Some limitations of the studies should be noted. Sample sizes were relatively small, and our period of evaluation was relatively brief. Over a longer duration of follow up, adherence rates would likely have declined, affecting other important reliability and validity comparisons. Longer duration validation studies are needed to assess potential drift in adherence or reliability. The measures were only administered in English, so the results would not necessarily apply to other languages.

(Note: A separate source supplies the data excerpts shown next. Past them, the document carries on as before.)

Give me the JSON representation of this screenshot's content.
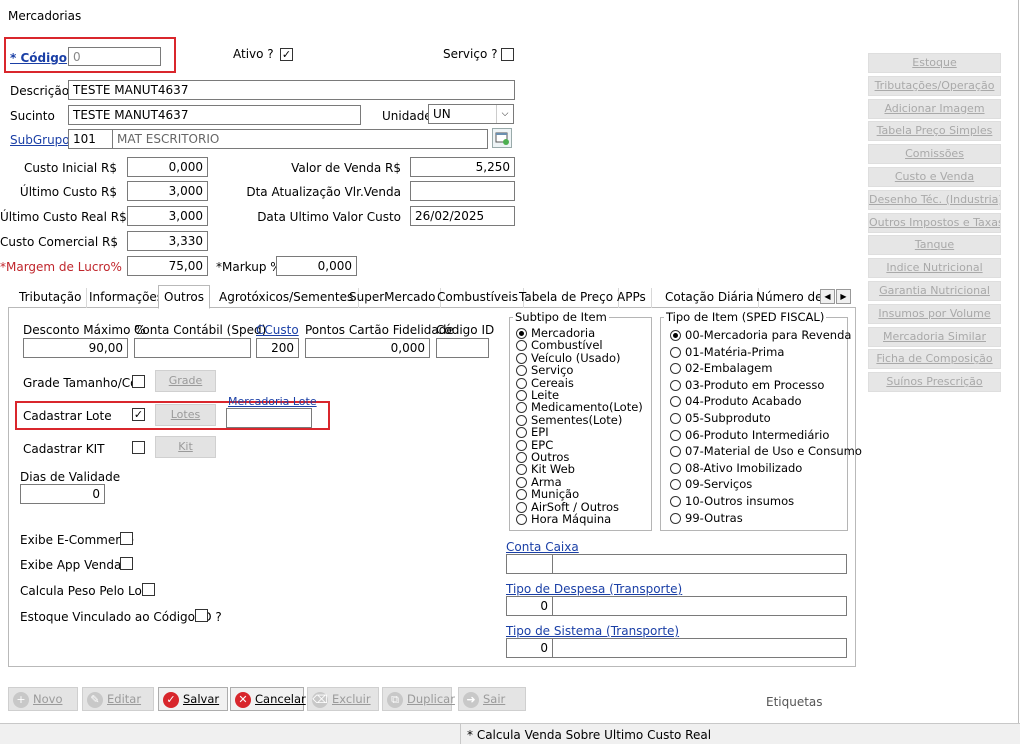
{
  "window": {
    "title": "Mercadorias"
  },
  "header": {
    "codigo_label": "* Código",
    "codigo_value": "0",
    "ativo_label": "Ativo ?",
    "ativo_checked": "✓",
    "servico_label": "Serviço ?"
  },
  "fields": {
    "descricao_label": "Descrição",
    "descricao_value": "TESTE MANUT4637",
    "sucinto_label": "Sucinto",
    "sucinto_value": "TESTE MANUT4637",
    "unidade_label": "Unidade",
    "unidade_value": "UN",
    "subgrupo_label": "SubGrupo",
    "subgrupo_code": "101",
    "subgrupo_name": "MAT ESCRITORIO",
    "custo_inicial_label": "Custo Inicial R$",
    "custo_inicial_value": "0,000",
    "ultimo_custo_label": "Último Custo R$",
    "ultimo_custo_value": "3,000",
    "ultimo_custo_real_label": "Último Custo Real R$",
    "ultimo_custo_real_value": "3,000",
    "custo_comercial_label": "Custo Comercial R$",
    "custo_comercial_value": "3,330",
    "margem_label": "*Margem de Lucro%",
    "margem_value": "75,00",
    "markup_label": "*Markup %",
    "markup_value": "0,000",
    "valor_venda_label": "Valor de Venda R$",
    "valor_venda_value": "5,250",
    "dta_atualizacao_label": "Dta Atualização Vlr.Venda",
    "dta_atualizacao_value": "",
    "data_ultimo_custo_label": "Data Ultimo Valor Custo",
    "data_ultimo_custo_value": "26/02/2025"
  },
  "tabs": [
    "Tributação",
    "Informações",
    "Outros",
    "Agrotóxicos/Sementes",
    "SuperMercado",
    "Combustíveis",
    "Tabela de Preço",
    "APPs",
    "Cotação Diária",
    "Número de S"
  ],
  "active_tab": "Outros",
  "outros": {
    "desconto_label": "Desconto Máximo %",
    "desconto_value": "90,00",
    "conta_contabil_label": "Conta Contábil (Sped)",
    "ccusto_label": "CCusto",
    "ccusto_value": "200",
    "pontos_label": "Pontos Cartão Fidelidade",
    "pontos_value": "0,000",
    "codigo_id_label": "Código ID",
    "grade_label": "Grade Tamanho/Cor",
    "grade_button": "Grade",
    "cadastrar_lote_label": "Cadastrar Lote",
    "cadastrar_lote_checked": "✓",
    "lotes_button": "Lotes",
    "mercadoria_lote_label": "Mercadoria Lote",
    "cadastrar_kit_label": "Cadastrar KIT",
    "kit_button": "Kit",
    "dias_validade_label": "Dias de Validade",
    "dias_validade_value": "0",
    "exibe_ecommerce_label": "Exibe E-Commerce",
    "exibe_app_label": "Exibe App Venda",
    "calcula_peso_label": "Calcula Peso Pelo Lote",
    "estoque_vinculado_label": "Estoque Vinculado ao Código ID ?"
  },
  "subtipo": {
    "title": "Subtipo de Item",
    "options": [
      "Mercadoria",
      "Combustível",
      "Veículo (Usado)",
      "Serviço",
      "Cereais",
      "Leite",
      "Medicamento(Lote)",
      "Sementes(Lote)",
      "EPI",
      "EPC",
      "Outros",
      "Kit Web",
      "Arma",
      "Munição",
      "AirSoft / Outros",
      "Hora Máquina"
    ]
  },
  "tipo_item": {
    "title": "Tipo de Item (SPED FISCAL)",
    "options": [
      "00-Mercadoria para Revenda",
      "01-Matéria-Prima",
      "02-Embalagem",
      "03-Produto em Processo",
      "04-Produto Acabado",
      "05-Subproduto",
      "06-Produto Intermediário",
      "07-Material de Uso e Consumo",
      "08-Ativo Imobilizado",
      "09-Serviços",
      "10-Outros insumos",
      "99-Outras"
    ]
  },
  "conta_caixa": {
    "label": "Conta Caixa"
  },
  "tipo_despesa": {
    "label": "Tipo de Despesa (Transporte)",
    "value": "0"
  },
  "tipo_sistema": {
    "label": "Tipo de Sistema (Transporte)",
    "value": "0"
  },
  "right_buttons": [
    "Estoque",
    "Tributações/Operação",
    "Adicionar Imagem",
    "Tabela Preço Simples",
    "Comissões",
    "Custo e Venda",
    "Desenho Téc. (Industria)",
    "Outros Impostos e Taxas",
    "Tanque",
    "Indice Nutricional",
    "Garantia Nutricional",
    "Insumos por Volume",
    "Mercadoria Similar",
    "Ficha de Composição",
    "Suínos Prescrição"
  ],
  "bottom_buttons": {
    "novo": "Novo",
    "editar": "Editar",
    "salvar": "Salvar",
    "cancelar": "Cancelar",
    "excluir": "Excluir",
    "duplicar": "Duplicar",
    "sair": "Sair"
  },
  "etiquetas": "Etiquetas",
  "status_bar": "* Calcula Venda Sobre Ultimo Custo  Real"
}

We conclude that administering the PDQ-Q4, FACIT-F, SF-36, PANAS, and PHQ-9 by IVR yields results that are similar to those by paper. Despite potential limitations in using IVR for older participants with hearing or comprehension difficulties, the potential benefits of IVR administration, including enhanced privacy, potentially improved adherence and real-time monitoring of response dates and times, are key factors which led to the IVR format being selected for use in The Testosterone Trials.
Acknowledgments
The Testosterone Trials are supported by a grant from the National Institute on Aging, National Institutes of Health [U01 AG030644, R01 AG037679 (Bone Trial)]. AbbVie (formerly Solvay and Abbott Laboratories) generously provided additional funding, AndroGel and placebo gel. UAB Diabetes Research and Training Center (DRCT), Grant Number DK079626 from the National Institute for Diabetes, Digestive and Kidney Diseases, National Institutes of Health. The University of Florida site is supported by the Claude D. Pepper Older Americans Independence Center [NIH/NIA P30AG028740]. Funding for Rancho Bernardo Study has been supported by National Institutes of Health/National Institute on Aging grants AG07181 and AG028507 and the National Institute of Diabetes and Digestive and Kidney Diseases, grant DK31801.
Footnotes
ETHICAL APPROVAL: All procedures performed in studies involving human participants were in accordance with the ethical standards of the institutional and/or national research committee and with the 1964 Helsinki declaration and its later amendments or comparable ethical standards.
INFORMED CONSENT: Informed consent was obtained from all individual participants included in the study.
CONFLICT: GRC has served as a consultant to AbbVie, Clarus Therapeutics, Endo Pharma, Ferring, Lilly, Repros Therapeutics, and he has served as an expert witness for Repros Therapeutics and Solvay. He has received research support from Ardana, Unimed and Abbvie; CEL was supported by the National Institute for Diabetes, Digestive and Kidney Diseases, National Institutes of Health (DK079626) to the UAB Diabetes Research and Training Center; PJS reports grants from NIH and AbbVie for the conduct of this study; Remaining authors report no conflict of interest.